How olivye became the main New Year's salad in Russia?
How olivye became the main New Year's salad in Russia?
All over the world, Olivye salad is called “Russian”, and only here it is called “Olivye”. Indeed, the recipe was created in Russia more than 150 years ago by the owner of the Moscow Hermitage restaurant, French chef Lucien Olivier.
 
The original recipe was so delicious that it became the symbol of the restaurant. The salad was based on partridge and hazel grouse meat, boiled crayfish necks and sliced veal tongues. The salad was decorated with chopped gherkins, potatoes and eggs. The salad was dressed with a sauce of his own, which Lucien Olivier called “Provençal”. At that time the salad was called “venison mayonnaise,” but guests asked for Monsieur Olivier salad.
 
An interesting fact is that initially the salad was not supposed to be mixed, but one day Olivier saw the guests mixing the ingredients and was horrified. According to legend, he then ignorantly began to generously pour mayonnaise on the dish and mix all the ingredients. To his surprise, the salad became even more popular when served this way.
 
After the revolution, salad was forgotten, like other delights of bourgeois life. Lucien Olivier’s student and the chef of the Soviet restaurant “Moscow” remembered him.
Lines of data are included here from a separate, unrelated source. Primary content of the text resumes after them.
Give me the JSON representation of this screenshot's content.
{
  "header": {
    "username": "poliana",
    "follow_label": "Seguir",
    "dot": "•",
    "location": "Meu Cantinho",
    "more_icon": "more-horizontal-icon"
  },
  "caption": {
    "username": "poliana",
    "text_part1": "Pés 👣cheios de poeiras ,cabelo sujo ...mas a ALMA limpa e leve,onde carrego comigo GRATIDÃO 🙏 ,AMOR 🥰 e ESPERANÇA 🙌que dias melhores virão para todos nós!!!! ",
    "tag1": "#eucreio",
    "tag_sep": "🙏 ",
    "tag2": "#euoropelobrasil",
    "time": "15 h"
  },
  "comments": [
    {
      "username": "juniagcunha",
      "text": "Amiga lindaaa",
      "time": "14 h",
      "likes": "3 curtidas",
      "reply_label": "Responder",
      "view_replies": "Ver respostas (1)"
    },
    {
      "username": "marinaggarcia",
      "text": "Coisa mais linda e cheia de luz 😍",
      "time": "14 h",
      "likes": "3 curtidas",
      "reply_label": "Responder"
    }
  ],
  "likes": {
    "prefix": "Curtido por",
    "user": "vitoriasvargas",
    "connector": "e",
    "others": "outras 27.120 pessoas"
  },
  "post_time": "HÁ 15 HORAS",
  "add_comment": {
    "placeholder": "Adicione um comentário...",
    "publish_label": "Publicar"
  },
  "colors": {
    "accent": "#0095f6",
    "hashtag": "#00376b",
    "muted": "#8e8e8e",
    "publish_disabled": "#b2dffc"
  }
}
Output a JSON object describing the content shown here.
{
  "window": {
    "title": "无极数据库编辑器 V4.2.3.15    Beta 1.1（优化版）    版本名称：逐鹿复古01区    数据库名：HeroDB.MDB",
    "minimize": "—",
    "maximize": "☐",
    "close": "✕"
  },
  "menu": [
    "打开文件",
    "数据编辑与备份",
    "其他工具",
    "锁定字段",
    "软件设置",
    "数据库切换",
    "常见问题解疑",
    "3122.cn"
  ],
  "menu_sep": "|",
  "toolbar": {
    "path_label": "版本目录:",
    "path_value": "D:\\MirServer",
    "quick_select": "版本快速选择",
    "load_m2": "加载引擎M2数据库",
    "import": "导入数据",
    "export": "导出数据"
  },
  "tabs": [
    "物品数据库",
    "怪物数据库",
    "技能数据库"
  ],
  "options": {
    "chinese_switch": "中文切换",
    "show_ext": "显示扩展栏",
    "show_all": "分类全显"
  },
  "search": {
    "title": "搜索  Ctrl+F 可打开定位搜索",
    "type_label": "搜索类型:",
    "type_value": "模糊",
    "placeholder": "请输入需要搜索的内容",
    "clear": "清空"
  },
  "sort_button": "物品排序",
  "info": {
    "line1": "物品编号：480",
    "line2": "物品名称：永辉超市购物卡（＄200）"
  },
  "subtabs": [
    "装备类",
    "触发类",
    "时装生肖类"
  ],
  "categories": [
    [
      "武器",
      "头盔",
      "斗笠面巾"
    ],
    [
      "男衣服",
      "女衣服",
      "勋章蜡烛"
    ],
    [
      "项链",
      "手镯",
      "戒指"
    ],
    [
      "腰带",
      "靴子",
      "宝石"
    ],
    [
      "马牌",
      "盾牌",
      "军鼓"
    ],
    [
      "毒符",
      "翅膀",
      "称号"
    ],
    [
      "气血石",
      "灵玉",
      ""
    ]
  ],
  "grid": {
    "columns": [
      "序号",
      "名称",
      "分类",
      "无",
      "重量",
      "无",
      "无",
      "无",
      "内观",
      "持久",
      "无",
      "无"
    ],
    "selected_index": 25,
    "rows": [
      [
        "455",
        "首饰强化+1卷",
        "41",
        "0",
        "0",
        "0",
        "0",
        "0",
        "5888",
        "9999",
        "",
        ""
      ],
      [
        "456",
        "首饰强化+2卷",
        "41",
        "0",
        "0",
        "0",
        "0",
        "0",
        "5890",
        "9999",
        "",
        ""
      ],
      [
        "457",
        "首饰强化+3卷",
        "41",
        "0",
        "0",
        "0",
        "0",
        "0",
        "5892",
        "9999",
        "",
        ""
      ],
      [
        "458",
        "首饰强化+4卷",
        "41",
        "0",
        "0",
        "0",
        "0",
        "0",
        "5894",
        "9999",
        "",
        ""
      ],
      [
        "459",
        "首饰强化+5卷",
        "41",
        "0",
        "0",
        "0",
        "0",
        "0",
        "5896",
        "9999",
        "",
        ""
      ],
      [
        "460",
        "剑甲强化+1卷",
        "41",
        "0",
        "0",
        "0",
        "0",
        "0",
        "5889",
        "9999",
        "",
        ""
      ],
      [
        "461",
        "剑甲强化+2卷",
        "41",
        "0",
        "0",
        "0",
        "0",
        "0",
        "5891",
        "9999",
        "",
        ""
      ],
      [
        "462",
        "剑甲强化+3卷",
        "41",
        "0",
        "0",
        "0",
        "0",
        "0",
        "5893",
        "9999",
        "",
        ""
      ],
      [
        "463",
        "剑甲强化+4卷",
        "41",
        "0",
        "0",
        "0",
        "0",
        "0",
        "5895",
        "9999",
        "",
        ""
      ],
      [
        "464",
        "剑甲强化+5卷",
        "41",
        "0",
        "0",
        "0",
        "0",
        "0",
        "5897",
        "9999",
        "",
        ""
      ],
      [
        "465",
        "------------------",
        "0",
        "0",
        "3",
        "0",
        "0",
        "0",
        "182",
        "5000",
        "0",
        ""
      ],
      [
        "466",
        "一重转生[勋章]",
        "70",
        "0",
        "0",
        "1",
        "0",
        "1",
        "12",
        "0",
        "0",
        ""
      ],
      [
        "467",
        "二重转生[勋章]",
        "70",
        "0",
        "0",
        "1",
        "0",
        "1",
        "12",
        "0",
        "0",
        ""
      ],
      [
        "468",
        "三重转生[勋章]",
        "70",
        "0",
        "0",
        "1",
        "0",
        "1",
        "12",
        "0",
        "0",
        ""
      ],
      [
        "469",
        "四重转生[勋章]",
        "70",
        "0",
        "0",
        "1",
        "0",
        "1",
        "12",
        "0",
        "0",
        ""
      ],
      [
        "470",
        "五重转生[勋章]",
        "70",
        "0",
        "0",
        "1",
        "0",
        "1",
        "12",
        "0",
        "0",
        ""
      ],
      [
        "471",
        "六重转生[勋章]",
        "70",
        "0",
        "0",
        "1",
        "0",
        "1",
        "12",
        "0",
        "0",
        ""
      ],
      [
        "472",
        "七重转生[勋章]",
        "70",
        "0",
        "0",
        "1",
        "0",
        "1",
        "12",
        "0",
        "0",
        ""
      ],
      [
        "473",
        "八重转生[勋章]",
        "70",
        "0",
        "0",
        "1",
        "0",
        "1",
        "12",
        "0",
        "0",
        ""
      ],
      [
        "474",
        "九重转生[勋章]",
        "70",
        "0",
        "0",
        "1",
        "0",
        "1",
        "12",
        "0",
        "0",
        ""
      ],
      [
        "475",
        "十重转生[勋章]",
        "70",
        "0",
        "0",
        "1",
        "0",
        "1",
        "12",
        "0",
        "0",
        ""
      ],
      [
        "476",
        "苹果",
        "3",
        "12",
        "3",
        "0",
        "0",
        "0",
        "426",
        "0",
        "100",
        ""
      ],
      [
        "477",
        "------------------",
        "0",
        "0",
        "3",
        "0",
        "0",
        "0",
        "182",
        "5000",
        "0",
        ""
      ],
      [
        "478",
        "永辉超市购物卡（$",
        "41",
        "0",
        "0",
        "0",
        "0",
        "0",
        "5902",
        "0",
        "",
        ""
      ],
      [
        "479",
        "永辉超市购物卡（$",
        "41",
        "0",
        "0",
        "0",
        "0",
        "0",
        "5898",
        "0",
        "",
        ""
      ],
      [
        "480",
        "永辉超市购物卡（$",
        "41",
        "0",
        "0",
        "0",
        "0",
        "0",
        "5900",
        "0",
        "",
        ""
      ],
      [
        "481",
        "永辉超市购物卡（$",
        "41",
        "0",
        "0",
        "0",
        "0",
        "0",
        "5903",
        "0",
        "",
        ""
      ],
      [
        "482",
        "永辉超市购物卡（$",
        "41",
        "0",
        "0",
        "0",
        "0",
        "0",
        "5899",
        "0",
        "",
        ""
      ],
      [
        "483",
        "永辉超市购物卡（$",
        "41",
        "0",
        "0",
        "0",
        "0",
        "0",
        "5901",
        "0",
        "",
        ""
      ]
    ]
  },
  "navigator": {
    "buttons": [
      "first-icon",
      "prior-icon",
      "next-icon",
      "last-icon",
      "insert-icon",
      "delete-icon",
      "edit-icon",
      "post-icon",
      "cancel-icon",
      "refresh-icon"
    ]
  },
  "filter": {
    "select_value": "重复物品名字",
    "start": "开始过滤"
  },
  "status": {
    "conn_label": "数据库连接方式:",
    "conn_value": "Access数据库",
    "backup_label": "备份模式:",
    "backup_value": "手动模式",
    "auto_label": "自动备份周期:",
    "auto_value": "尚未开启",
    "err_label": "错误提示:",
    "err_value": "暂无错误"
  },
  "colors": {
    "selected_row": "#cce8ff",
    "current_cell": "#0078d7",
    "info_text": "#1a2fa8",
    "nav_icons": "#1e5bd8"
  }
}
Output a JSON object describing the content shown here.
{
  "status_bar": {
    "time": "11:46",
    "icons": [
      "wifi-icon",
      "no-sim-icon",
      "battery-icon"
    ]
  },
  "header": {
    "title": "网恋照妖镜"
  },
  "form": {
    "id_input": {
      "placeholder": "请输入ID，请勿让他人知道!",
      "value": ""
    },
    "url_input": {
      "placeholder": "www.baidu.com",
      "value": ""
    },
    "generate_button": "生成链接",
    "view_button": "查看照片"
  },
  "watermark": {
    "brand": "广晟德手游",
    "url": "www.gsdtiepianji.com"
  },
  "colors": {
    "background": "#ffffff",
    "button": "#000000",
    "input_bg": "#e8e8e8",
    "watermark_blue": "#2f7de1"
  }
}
According to the times, he introduced some changes to the recipe, for example, added carrot, and all meat delicacies were replaced with chicken. The salad was called “Stolychny”.
 
The desire for everything French gradually began to return, after 1937 “Soviet Champagne” appeared, and new ingredients began to be added to the capital’s salad recipe, for example, canned peas (at that time a new product for Soviet people), and the name changed to “Olivye”. Champagne and Olivye became attributes of a rich festive table.
 
Since 1937, the celebration of the New Year has become national, with the head of state addressing the population and opening champagne to the sound of the clockOlivye salad gradually replaced vinaigrette as the main appetizer on the New Year's table, but at the same time, in order to become more accessible, the meat ingredient was replaced with more affordable boiled sausage.
 
Today there are hundreds of recipes for “Olivye” or “Russian salad”, including crayfish necks, shrimp, caviar and various meat ingredients that have begun to return to the recipe. For 150 years, the only unchanged ingredients have remained potatoes, eggs and canned or fresh cucumbers.